Since the original order was to deny the anti-SLAPP motion in part, then perhaps the plaintiff had a few causes of action left to litigate.

Is legal blogging over?

In a recent post on Legal Blog Watch, blogger Elefant asks about "The Demise of the Legal Blogsophere."  She refers to another blogger, Mike Cernovich, who believes the blogosphere is overrun by "shallow marketing and exclusive cliques."  While I am always on the lookout for a great appeal, you won't find any "shallow" marketing here; my marketing plan is much more elaborate.

These bloggers have noticed changes in blogging over the years.  I agree.  Several years ago I attended a State Bar Convention and one of the speakers asked how many people had blogs or even searched blogs.  Only a few people out of hundreds raised their hands.  I was not one of them.

I think lawyers generally are behind the times when it comes to marketing, but one thing we seem to instinctively understand, and that's competition.  If one attorney comes up with an inventive marketing plan, then we are all for it.  We don't like being left out.

I started my blog for primarily two reasons:  (1) as an appellate attorney I had observed trial attorneys making the same mistakes over and over again, and those mistakes jeopardized the clients' chances on appeal, and (2) I was (and am) working on a book that tries to summarize my advice to trial lawyers.   I tried to balance my blog entries between giving solid advice and writing about the lighter side of appellate cases.  When I finish my book, perhaps I will just write about humor and the law.

I have been blogging for a short period of time but I have noticed that the field is becoming inundated with experts and expert wannabees.  Frankly, I can't read every blog, no matter how much I want to.  I like to see the sun outside.   There are blogs that are simply marketing tools and I shy away from those.  On the other hand, I am not one to read about an attorney's most recent ski trip or daughter's birthday party.  Sorry but that's just me.

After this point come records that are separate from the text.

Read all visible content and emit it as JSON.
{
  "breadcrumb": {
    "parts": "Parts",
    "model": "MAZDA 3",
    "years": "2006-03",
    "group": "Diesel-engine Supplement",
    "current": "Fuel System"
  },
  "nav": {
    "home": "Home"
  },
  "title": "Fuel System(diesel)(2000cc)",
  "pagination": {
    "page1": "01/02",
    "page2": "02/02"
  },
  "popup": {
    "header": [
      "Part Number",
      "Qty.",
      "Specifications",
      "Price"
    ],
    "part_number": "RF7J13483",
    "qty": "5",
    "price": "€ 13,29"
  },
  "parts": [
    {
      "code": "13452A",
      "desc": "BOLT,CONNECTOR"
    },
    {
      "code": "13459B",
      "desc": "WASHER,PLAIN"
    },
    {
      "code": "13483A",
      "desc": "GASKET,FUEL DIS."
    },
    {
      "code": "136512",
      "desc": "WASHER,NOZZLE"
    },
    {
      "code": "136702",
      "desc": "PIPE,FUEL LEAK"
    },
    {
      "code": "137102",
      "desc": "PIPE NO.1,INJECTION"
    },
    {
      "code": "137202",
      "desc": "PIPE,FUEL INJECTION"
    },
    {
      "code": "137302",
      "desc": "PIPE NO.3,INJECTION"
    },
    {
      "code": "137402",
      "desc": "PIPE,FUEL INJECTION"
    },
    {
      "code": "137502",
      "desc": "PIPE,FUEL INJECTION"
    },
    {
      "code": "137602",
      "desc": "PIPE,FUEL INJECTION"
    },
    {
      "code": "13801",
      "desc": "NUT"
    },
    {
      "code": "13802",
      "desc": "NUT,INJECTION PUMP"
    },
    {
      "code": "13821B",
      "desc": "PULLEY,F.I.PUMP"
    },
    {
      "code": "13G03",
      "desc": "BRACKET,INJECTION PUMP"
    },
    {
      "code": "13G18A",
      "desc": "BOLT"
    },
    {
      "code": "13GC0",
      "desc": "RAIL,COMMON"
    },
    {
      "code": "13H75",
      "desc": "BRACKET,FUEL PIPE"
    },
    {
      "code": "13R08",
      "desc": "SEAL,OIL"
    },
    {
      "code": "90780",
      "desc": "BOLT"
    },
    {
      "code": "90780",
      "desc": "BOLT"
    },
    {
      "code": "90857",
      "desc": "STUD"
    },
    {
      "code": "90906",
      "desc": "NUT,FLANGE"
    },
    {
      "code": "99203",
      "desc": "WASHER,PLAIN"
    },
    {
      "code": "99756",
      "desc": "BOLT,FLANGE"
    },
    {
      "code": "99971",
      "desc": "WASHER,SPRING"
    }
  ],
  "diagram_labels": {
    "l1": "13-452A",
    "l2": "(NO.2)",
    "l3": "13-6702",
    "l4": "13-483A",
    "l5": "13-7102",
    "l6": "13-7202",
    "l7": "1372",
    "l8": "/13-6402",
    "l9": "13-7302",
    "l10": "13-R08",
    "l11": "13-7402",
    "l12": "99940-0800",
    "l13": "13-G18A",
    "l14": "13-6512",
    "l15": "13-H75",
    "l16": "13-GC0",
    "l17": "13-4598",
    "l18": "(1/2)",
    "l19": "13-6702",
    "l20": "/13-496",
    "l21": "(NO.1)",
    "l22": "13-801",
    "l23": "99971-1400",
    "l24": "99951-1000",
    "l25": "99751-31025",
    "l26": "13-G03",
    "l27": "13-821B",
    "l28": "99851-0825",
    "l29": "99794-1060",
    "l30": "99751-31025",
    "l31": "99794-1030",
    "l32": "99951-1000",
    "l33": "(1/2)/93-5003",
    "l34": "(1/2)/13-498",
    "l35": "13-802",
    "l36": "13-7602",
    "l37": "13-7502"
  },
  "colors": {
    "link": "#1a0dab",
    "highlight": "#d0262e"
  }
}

As much as I try to stay on top of new ideas, including social networks, my profiles remain unfinished (at least I started) and I have yet to follow anyone on Twitter.  I am not particularly excited about the posts I read on Facebook and other networks.  Perhaps I am following the wrong people.

In any case, I am going to keep blogging away, at least until I finish my book.  If I seem like I am living in a shell, you may be right.  Occasionally, however, I do find some blogs very interesting - I am rather fond of Legal Blog Watch - and have to admit that the Internet is an amazing tool.